At the complex of measures to reduce the anthropogenic pollution the important role belongs to the monitoring of the enterprises wastewater, implemented by quantifying and analyzing of the indexes of standardized quality wastewater at the treatment plants. This article is devoted to the study of the variability of the composition of wastewater of industrial enterprises in different periods of time with the help of modern methods of mathematical analysis of time-series describing the integral dynamics of the processes of receipt and disposal of pollutants. The main idea of this paper is the reconstruction and quantitative characteristics of the so-called dynamic attractor of the system. To solve this problem we used the results of the daily analytical determinations of COD (chemical oxygen demand), reflecting, as it is known, the total number of substances capable of chemical oxidation. For the quantitative and identifying patterns associated with the dynamics of the system was carried out the mathematical analysis of the geometric image of the dynamic mode - an attractor, which attracts the set of trajectories of the system in the D-dimensional phase space. For this purpose the device of fractal mathematics and chemical synergy involving the methods of the standardized range and Packard's pseudo-relative space was used.
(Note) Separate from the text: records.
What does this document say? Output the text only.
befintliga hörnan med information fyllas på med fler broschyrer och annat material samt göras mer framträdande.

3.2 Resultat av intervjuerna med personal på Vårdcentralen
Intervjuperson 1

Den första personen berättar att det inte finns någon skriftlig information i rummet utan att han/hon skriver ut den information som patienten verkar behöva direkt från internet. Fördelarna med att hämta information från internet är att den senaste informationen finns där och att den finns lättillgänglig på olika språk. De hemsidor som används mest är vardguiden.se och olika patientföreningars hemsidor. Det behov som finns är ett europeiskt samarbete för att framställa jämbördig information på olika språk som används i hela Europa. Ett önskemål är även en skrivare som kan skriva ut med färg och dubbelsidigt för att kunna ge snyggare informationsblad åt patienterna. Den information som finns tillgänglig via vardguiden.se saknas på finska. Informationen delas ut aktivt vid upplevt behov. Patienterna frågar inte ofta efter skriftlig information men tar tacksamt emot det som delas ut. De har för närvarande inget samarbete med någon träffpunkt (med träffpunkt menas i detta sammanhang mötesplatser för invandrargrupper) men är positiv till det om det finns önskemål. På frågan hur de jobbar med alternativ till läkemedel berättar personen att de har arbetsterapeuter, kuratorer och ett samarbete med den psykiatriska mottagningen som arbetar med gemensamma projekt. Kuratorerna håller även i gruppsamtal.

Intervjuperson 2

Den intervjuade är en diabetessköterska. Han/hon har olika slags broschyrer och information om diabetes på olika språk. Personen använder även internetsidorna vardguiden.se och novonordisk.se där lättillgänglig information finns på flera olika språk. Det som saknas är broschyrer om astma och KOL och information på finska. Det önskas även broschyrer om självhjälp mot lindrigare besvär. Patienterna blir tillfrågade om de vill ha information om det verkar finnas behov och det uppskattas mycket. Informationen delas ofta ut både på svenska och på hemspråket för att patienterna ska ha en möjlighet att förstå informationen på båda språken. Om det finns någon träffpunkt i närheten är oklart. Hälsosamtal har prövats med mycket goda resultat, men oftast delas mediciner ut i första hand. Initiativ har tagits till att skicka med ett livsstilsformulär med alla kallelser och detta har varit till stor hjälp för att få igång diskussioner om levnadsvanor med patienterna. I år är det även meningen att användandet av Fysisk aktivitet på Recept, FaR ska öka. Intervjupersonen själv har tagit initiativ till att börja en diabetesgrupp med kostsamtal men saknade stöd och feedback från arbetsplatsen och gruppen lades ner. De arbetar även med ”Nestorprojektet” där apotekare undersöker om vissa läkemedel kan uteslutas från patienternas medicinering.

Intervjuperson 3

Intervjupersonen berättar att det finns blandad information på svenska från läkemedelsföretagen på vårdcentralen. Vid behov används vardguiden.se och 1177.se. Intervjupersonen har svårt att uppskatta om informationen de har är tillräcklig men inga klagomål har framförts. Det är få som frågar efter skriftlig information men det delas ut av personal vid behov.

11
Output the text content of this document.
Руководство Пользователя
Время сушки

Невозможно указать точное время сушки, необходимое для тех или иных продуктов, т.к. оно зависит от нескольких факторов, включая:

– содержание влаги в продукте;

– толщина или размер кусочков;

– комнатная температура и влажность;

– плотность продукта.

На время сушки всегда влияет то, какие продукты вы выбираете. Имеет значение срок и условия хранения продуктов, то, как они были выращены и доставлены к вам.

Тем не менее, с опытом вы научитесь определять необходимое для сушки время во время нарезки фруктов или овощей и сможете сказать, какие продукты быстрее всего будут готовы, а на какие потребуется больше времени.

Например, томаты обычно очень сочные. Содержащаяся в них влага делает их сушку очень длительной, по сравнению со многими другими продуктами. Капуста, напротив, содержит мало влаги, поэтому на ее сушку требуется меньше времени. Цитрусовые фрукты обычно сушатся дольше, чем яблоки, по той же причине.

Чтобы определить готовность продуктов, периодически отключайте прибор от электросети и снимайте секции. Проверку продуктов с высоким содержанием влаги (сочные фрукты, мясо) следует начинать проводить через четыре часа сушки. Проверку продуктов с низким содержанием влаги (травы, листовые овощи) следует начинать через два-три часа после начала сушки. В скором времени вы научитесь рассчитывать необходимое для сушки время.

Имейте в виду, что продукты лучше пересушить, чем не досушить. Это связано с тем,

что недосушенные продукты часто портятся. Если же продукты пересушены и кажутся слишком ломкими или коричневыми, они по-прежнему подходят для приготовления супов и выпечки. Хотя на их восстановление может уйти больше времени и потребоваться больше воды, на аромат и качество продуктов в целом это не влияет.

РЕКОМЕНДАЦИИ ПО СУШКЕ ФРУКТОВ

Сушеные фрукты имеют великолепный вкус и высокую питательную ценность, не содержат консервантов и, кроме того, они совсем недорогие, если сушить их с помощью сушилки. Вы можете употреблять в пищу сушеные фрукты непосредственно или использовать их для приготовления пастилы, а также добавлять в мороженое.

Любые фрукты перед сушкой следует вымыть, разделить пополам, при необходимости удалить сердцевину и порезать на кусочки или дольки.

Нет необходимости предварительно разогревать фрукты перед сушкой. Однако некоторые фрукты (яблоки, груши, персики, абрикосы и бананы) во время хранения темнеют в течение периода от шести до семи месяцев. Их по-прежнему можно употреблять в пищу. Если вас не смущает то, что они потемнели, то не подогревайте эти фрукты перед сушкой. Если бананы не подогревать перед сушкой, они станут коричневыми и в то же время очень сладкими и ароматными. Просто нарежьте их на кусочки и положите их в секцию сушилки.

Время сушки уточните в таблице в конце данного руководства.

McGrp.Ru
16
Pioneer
At the research it was carried out the reconstruction of the dynamics of the system at the time-series of COD and established the quantitative characteristics of the dynamic attractor of the system. These results suggest that the studied time-series are characterized by the presence of internal order, which is determined at the moment as a fractal. It means that the time evolution of the system is the stable dynamic state called "a strange attractor". The estimation of the Hurst exponent and the values of the correlation and fractal dimension of the attractor in the multidimensional spaces pseudo-relative spaces were determined. Thus, it is shown that in this system there are phenomena of nonlinear dynamic self-organization, which is also confirmed by RS-analysis of time-series. The Grassberg-Procaccia algorithm helped to establish the final dimension of the space within the attractor functions. The presented results demonstrate the perspective of using of the modern methods of nonlinear dynamics for the analysis of the functioning of the complex dynamic systems, which include the industrial companies.